Ce lo ricorda S. Agostino, parlando ai fanciulli circa i sacramenti da loro appena ricevuti: « Ciò che tu vedi, passa; ma ciò che è stato significato ed è invisibile, non passa, rimane » ( S. Aug. Sermo 227 ).
La prima esigenza di chi è diventato cristiano è la costanza, è la perseveranza; essa ci è ricordata e confortata dalla ricorrenza settimanale della domenica, con i suoi obblighi religiosi e la sua rinnovazione festiva del giorno del Signore, della Pasqua.
La stabilità!
Quanto impegna il cristiano!
L'educazione vi è intimamente collegata; ch'è quanto dire che un cristiano dev'essere fedele ( non è questa qualifica un sinonimo di cristiano? ), dev'essere coerente, dev'essere forte, dev'essere franco, dev'essere umilmente fiero di definirsi tale, e pronto, ove occorra, alla testimonianza del proprio titolo privilegiato di cristiano.
Scrive S. Pietro nella sua prima lettera per infondere coraggio ai primi fedeli già provati dall'impopolarità e dalle incipienti persecuzioni: « Che nessuno di voi tolleri d'essere ritenuto come un delinquente …
Ma se siete maltrattati perché cristiani, non arrossite; date piuttosto gloria a Dio per questo nome » ( 1 Pt 4,15-16 ).
Quale coscienza profonda e forte dovrebbe generare in noi la novità della vita cristiana, quale originalità di stile nella forma mentis, nella mentalità, nel costume, nel rapporto sociale!

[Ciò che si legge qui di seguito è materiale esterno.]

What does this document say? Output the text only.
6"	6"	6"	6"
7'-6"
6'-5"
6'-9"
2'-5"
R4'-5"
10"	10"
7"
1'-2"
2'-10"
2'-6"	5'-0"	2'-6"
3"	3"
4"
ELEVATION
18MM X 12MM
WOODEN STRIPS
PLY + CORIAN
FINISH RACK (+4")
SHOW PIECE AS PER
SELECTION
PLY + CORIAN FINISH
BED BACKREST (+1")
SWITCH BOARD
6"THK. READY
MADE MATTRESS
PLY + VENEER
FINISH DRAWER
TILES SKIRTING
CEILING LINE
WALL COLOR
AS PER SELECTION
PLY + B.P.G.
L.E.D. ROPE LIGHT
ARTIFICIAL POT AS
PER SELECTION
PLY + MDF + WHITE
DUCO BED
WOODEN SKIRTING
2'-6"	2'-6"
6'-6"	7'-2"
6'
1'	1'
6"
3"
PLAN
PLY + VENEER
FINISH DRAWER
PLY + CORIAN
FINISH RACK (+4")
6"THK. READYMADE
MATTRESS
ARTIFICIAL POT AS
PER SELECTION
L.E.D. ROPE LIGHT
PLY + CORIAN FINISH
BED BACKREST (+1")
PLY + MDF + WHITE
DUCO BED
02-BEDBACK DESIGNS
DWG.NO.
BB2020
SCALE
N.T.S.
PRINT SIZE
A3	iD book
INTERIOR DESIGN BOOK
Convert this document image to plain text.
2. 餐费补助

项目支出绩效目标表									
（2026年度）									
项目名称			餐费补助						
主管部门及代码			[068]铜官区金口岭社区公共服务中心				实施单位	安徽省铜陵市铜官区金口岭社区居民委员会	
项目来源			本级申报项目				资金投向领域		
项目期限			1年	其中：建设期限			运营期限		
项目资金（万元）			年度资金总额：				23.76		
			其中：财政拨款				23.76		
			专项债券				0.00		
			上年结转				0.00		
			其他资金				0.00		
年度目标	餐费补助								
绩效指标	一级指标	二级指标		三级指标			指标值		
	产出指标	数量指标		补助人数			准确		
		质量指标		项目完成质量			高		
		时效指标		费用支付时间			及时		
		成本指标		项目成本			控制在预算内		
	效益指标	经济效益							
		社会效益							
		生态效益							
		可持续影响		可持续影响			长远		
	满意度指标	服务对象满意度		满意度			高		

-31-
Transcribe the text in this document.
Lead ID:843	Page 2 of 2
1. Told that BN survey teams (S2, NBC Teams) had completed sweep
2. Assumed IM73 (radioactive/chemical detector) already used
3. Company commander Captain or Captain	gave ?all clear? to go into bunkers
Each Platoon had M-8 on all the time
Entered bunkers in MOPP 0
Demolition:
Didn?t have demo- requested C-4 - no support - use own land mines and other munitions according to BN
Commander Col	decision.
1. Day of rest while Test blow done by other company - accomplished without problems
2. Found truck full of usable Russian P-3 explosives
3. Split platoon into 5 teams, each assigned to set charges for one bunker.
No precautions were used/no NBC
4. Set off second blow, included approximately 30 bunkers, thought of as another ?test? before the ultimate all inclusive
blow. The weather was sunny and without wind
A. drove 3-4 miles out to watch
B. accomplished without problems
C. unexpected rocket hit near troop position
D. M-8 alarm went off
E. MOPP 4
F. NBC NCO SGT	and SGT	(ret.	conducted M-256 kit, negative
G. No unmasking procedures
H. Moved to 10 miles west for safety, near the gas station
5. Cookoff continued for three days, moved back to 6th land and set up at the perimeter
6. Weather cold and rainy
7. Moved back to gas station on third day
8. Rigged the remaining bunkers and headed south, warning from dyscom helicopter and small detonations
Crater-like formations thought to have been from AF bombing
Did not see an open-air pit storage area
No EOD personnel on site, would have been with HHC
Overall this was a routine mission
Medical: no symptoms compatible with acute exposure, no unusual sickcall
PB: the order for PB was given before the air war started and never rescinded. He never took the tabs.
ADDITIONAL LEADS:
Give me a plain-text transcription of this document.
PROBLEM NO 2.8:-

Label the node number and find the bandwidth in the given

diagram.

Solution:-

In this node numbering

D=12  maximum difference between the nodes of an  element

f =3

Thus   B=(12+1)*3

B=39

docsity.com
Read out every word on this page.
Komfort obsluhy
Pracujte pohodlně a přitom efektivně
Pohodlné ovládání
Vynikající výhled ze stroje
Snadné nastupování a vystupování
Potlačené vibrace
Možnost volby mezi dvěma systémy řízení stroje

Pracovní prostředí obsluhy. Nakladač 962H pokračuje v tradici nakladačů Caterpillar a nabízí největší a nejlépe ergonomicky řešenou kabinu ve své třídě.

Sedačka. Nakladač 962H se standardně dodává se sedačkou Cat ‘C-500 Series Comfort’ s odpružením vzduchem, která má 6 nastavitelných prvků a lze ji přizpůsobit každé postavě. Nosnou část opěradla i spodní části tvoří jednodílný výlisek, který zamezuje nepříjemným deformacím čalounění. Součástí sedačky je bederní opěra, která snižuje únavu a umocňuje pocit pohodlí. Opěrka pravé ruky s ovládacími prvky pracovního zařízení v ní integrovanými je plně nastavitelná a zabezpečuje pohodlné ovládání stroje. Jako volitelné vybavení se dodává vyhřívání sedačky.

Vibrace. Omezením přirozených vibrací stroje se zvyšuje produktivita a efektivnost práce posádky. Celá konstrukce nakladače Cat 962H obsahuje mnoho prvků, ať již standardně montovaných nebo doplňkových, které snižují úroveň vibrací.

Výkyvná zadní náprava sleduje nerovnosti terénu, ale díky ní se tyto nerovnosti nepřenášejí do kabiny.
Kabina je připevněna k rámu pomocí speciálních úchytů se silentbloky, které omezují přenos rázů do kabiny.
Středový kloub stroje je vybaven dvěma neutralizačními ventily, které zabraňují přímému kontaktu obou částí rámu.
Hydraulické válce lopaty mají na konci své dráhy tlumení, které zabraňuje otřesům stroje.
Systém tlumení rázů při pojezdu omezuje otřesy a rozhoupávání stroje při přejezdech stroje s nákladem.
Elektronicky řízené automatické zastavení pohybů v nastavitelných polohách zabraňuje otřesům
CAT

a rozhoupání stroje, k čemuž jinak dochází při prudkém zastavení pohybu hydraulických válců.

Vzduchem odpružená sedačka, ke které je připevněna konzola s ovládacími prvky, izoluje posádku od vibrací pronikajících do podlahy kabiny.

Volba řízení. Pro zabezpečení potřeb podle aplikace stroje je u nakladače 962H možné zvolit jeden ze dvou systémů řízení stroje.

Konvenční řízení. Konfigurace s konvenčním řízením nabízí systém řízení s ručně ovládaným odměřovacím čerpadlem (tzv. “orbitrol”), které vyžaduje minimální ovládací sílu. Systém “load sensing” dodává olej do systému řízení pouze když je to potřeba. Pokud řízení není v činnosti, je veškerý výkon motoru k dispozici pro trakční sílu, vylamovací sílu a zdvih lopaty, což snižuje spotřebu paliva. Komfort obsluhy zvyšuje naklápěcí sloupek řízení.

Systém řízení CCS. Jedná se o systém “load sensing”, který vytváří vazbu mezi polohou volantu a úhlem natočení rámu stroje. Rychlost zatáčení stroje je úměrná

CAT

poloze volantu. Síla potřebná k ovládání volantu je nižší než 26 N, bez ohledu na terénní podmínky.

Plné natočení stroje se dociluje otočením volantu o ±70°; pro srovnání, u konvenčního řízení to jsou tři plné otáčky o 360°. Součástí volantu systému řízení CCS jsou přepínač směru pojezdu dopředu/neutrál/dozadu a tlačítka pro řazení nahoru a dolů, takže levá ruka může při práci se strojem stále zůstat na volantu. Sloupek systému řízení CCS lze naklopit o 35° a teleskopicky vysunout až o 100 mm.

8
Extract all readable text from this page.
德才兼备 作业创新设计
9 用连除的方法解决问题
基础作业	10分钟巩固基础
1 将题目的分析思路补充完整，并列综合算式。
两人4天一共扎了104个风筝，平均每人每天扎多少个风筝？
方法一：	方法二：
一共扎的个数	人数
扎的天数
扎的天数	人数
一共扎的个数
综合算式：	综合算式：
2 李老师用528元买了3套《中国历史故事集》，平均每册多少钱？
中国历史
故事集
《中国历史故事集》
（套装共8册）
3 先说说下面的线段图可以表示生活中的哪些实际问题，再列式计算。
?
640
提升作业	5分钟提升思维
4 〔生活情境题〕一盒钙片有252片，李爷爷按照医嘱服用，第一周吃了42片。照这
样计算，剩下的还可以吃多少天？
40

Oggi questa concezione caratteristica dell'appartenenza a Cristo e alla società visibile e spirituale da Lui fondata, la quale attualizza la presenza e la missione di Lui nella storia, in seno all'umanità, cioè alla Chiesa, non è sempre di moda.
Anzi è contraddetta.
Per il fatto che essa, la Chiesa, vive nel mondo e per il mondo, si diffonde l'opinione, anzi l'idea che la Chiesa deve diluirsi nel mondo, assimilarsi al costume ambientale, accogliere ideologie e abitudini correnti nella società profana; deve secolarizzarsi.
Si parla assai oggi della secolarizzazione nella Chiesa, fino a professarla come una rinnovazione, come una liberazione, come una penetrazione del messaggio cristiano nella società moderna.
Anche noi avremmo molto da dire in proposito, sì, per dare alla vita ecclesiale forme e norme corrispondenti ai bisogni dei tempi, e per aprire alla testimonianza della fede e all'effusione della carità le vie nuove e genuine della perenne vitalità della Chiesa vivente.
Ma non senza ricordare ai fedeli le esigenze inalienabili della sequela di Cristo, e quelle vigenti e responsabili ch'essa reca con sé.
Ci limitiamo ora a raccomandare a tutti di vivere il mistero pasquale, con il senso di Cristo e con il senso della Chiesa che gli è dovuto.
E con la nostra Benedizione Apostolica.